While Joe Biden was being sworn as U.S. President at the tender age of 78, David Lynch was celebrating his 75th birthday the same way he marks any other day: reporting the Los Angeles weather.
Vancouver film critic Lawrence Garcia marked the occasion in more impressive fashion by unveiling this staggering 15,000-word long read on Twin Peaks: The Return that touches on “Chris Marker’s Vertigo reading, (Mabusean) destiny-machines and (Lynchian) dream factories, detective fiction, Michael Snow, Laurel & Hardy, video games, Beckett and ‘hidden literality,’ and, especially, the role of language in Lynch.”
Having already announced that Bong Joon-Ho would head their jury this year, the Venice Film Festival shared that they’d also be revamping their film sections. This includes the addition of Horizons Extra, which tantalizingly promises “works with no limits of genre, duration and destination.”

While picking up a lifetime achievement award at Venice last September, Tilda Swinton also made a fashion statement with her taste in ostentatious masks.
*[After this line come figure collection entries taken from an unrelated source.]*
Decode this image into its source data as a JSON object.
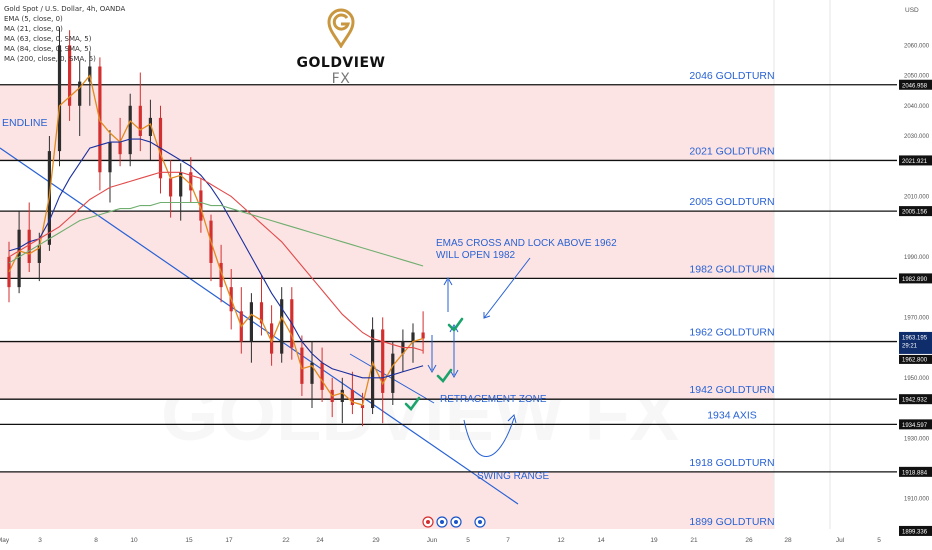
{
  "header": {
    "symbol_title": "Gold Spot / U.S. Dollar, 4h, OANDA",
    "indicators": [
      "EMA (5, close, 0)",
      "MA (21, close, 0)",
      "MA (63, close, 0, SMA, 5)",
      "MA (84, close, 0, SMA, 5)",
      "MA (200, close, 0, SMA, 5)"
    ]
  },
  "brand": {
    "name": "GOLDVIEW",
    "suffix": "FX",
    "watermark": "GOLDVIEW FX",
    "logo_icon": "goldview-pin-logo-icon",
    "logo_color": "#c9973f"
  },
  "colors": {
    "up_candle": "#2d2d2d",
    "down_candle": "#d32f2f",
    "zone_fill": "#fde4e4",
    "level_line": "#111111",
    "annotation_blue": "#2962d4",
    "check_green": "#1aa36a",
    "ema5": "#e28a1d",
    "ma21": "#1a2f9e",
    "ma63": "#e24a4a",
    "ma84": "#3a55c8",
    "ma200": "#6fae6f",
    "current_price_bg": "#0f2c6b"
  },
  "axis": {
    "currency": "USD",
    "current_price_label": "1963.195",
    "countdown_label": "29:21",
    "current_price_secondary": "1962.800"
  },
  "chart_data": {
    "type": "candlestick",
    "title": "Gold Spot / U.S. Dollar, 4h, OANDA",
    "ylabel": "USD",
    "ylim": [
      1897,
      2075
    ],
    "y_ticks": [
      {
        "label": "2060.000",
        "value": 2060
      },
      {
        "label": "2050.000",
        "value": 2050
      },
      {
        "label": "2040.000",
        "value": 2040
      },
      {
        "label": "2030.000",
        "value": 2030
      },
      {
        "label": "2010.000",
        "value": 2010
      },
      {
        "label": "1990.000",
        "value": 1990
      },
      {
        "label": "1970.000",
        "value": 1970
      },
      {
        "label": "1950.000",
        "value": 1950
      },
      {
        "label": "1930.000",
        "value": 1930
      },
      {
        "label": "1910.000",
        "value": 1910
      }
    ],
    "x_ticks": [
      "May",
      "3",
      "8",
      "10",
      "15",
      "17",
      "22",
      "24",
      "29",
      "Jun",
      "5",
      "7",
      "12",
      "14",
      "19",
      "21",
      "26",
      "28",
      "Jul",
      "5"
    ],
    "levels": [
      {
        "value": 2046.958,
        "price_label": "2046.958",
        "label": "2046 GOLDTURN"
      },
      {
        "value": 2021.921,
        "price_label": "2021.921",
        "label": "2021 GOLDTURN"
      },
      {
        "value": 2005.156,
        "price_label": "2005.156",
        "label": "2005 GOLDTURN"
      },
      {
        "value": 1982.89,
        "price_label": "1982.890",
        "label": "1982 GOLDTURN"
      },
      {
        "value": 1962.0,
        "price_label": "",
        "label": "1962 GOLDTURN"
      },
      {
        "value": 1942.932,
        "price_label": "1942.932",
        "label": "1942 GOLDTURN"
      },
      {
        "value": 1934.597,
        "price_label": "1934.597",
        "label": "1934 AXIS"
      },
      {
        "value": 1918.884,
        "price_label": "1918.884",
        "label": "1918 GOLDTURN"
      },
      {
        "value": 1899.336,
        "price_label": "1899.336",
        "label": "1899 GOLDTURN"
      }
    ],
    "zones": [
      [
        2021.921,
        2046.958
      ],
      [
        1982.89,
        2005.156
      ],
      [
        1942.932,
        1962.0
      ],
      [
        1899.336,
        1918.884
      ]
    ],
    "annotations": {
      "endline": "ENDLINE",
      "ema5_note_line1": "EMA5 CROSS AND LOCK ABOVE 1962",
      "ema5_note_line2": "WILL OPEN 1982",
      "retracement": "RETRACEMENT ZONE",
      "swing_range": "SWING RANGE"
    },
    "candles_ohlc": [
      [
        1990,
        1995,
        1975,
        1980
      ],
      [
        1980,
        2005,
        1978,
        1999
      ],
      [
        1999,
        2008,
        1985,
        1988
      ],
      [
        1988,
        1998,
        1982,
        1994
      ],
      [
        1994,
        2030,
        1992,
        2025
      ],
      [
        2025,
        2066,
        2020,
        2060
      ],
      [
        2060,
        2065,
        2035,
        2040
      ],
      [
        2040,
        2055,
        2030,
        2048
      ],
      [
        2048,
        2058,
        2040,
        2053
      ],
      [
        2053,
        2056,
        2012,
        2018
      ],
      [
        2018,
        2032,
        2008,
        2028
      ],
      [
        2028,
        2036,
        2020,
        2024
      ],
      [
        2024,
        2044,
        2020,
        2040
      ],
      [
        2040,
        2051,
        2025,
        2030
      ],
      [
        2030,
        2042,
        2022,
        2036
      ],
      [
        2036,
        2040,
        2011,
        2016
      ],
      [
        2016,
        2022,
        2003,
        2010
      ],
      [
        2010,
        2021,
        2002,
        2018
      ],
      [
        2018,
        2023,
        2008,
        2012
      ],
      [
        2012,
        2016,
        1998,
        2002
      ],
      [
        2002,
        2004,
        1982,
        1988
      ],
      [
        1988,
        1994,
        1975,
        1980
      ],
      [
        1980,
        1986,
        1966,
        1972
      ],
      [
        1972,
        1980,
        1958,
        1962
      ],
      [
        1962,
        1978,
        1955,
        1975
      ],
      [
        1975,
        1984,
        1964,
        1968
      ],
      [
        1968,
        1974,
        1954,
        1958
      ],
      [
        1958,
        1980,
        1955,
        1976
      ],
      [
        1976,
        1980,
        1956,
        1960
      ],
      [
        1960,
        1964,
        1944,
        1948
      ],
      [
        1948,
        1962,
        1940,
        1955
      ],
      [
        1955,
        1960,
        1942,
        1946
      ],
      [
        1946,
        1950,
        1937,
        1942
      ],
      [
        1942,
        1950,
        1935,
        1946
      ],
      [
        1946,
        1952,
        1938,
        1941
      ],
      [
        1941,
        1945,
        1934,
        1940
      ],
      [
        1940,
        1970,
        1938,
        1966
      ],
      [
        1966,
        1970,
        1935,
        1945
      ],
      [
        1945,
        1962,
        1941,
        1958
      ],
      [
        1958,
        1966,
        1952,
        1962
      ],
      [
        1962,
        1968,
        1955,
        1965
      ],
      [
        1965,
        1972,
        1958,
        1963
      ]
    ],
    "moving_averages": [
      {
        "name": "EMA (5, close, 0)",
        "color": "#e28a1d",
        "values": [
          1985,
          1992,
          1991,
          1993,
          2010,
          2040,
          2043,
          2046,
          2050,
          2035,
          2031,
          2028,
          2035,
          2032,
          2034,
          2024,
          2016,
          2017,
          2014,
          2006,
          1995,
          1985,
          1976,
          1967,
          1971,
          1969,
          1962,
          1970,
          1964,
          1953,
          1954,
          1949,
          1944,
          1945,
          1942,
          1941,
          1955,
          1948,
          1954,
          1958,
          1962,
          1963
        ]
      },
      {
        "name": "MA (21, close, 0)",
        "color": "#1a2f9e",
        "values": [
          1992,
          1993,
          1995,
          1996,
          2002,
          2010,
          2016,
          2021,
          2026,
          2027,
          2028,
          2028,
          2029,
          2029,
          2028,
          2026,
          2024,
          2022,
          2020,
          2017,
          2013,
          2008,
          2002,
          1996,
          1990,
          1984,
          1978,
          1973,
          1968,
          1962,
          1958,
          1955,
          1953,
          1952,
          1951,
          1950,
          1950,
          1950,
          1951,
          1952,
          1953,
          1954
        ]
      },
      {
        "name": "MA (63, close, 0, SMA, 5)",
        "color": "#e24a4a",
        "values": [
          1990,
          1992,
          1994,
          1996,
          1998,
          2000,
          2003,
          2006,
          2009,
          2011,
          2013,
          2014,
          2015,
          2016,
          2017,
          2018,
          2018,
          2018,
          2017,
          2016,
          2014,
          2012,
          2010,
          2007,
          2004,
          2001,
          1998,
          1995,
          1991,
          1987,
          1983,
          1979,
          1975,
          1971,
          1968,
          1965,
          1963,
          1962,
          1961,
          1960,
          1960,
          1959
        ]
      },
      {
        "name": "MA (200, close, 0, SMA, 5)",
        "color": "#6fae6f",
        "values": [
          1988,
          1990,
          1992,
          1994,
          1996,
          1998,
          2000,
          2002,
          2003,
          2004,
          2005,
          2006,
          2006,
          2007,
          2007,
          2008,
          2008,
          2008,
          2008,
          2008,
          2007,
          2007,
          2006,
          2005,
          2004,
          2003,
          2002,
          2001,
          2000,
          1999,
          1998,
          1997,
          1996,
          1995,
          1994,
          1993,
          1992,
          1991,
          1990,
          1989,
          1988,
          1987
        ]
      }
    ]
  }
}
This week it was announced that, having already re-teamed with Joanna Hogg on The Souvenir II, she’ll also be starring in the writer/director’s next feature, The Eternal Daughter.

Writing for Vox, Emily VanDerWerff offers “A close read of Promising Young Woman’s brilliant, divisive ending” and suggests that appreciation of the daring climax of Emerald Fennell’s debut feature hinges on viewing it through the proper genre lens. (As you may have guessed, this shouldn’t be read unless you’ve seen the film.)

Sean Durkin employed a decidedly different process for The Nest, his stunning sophomore feature which was one of the major casualties of 2020’s COVID-ravaged release schedule. In discussing his process with Filmmaker Magazine’s Evan Louison, Durkin shares, “A lot of the process is subtraction for me… I’ll pull back and pull back and pull back… But it’s about making sure I only have in what I need, and that there are certain things that need to be understood, so it’s a constant struggle of trying to say enough and having something feel natural.”
Finally, after watching Jesse Dylan’s Soros on VIFF Connect you can head over to Criterion’s The Current and read Dana Spiotta’s essay on Rolling Thunder Review: A Bob Dylan Story by Martin Scorsese. Released as America begins a seismic transition, Spiotta’s article assesses, “The director curates the archival footage to make an argument about how the tensions of the American cultural moment are a crucial part of the story of Bob Dylan. The singer-songwriter’s own acts of self-invention and reinvention seem to work out American contradictions on the plane of music and performance.”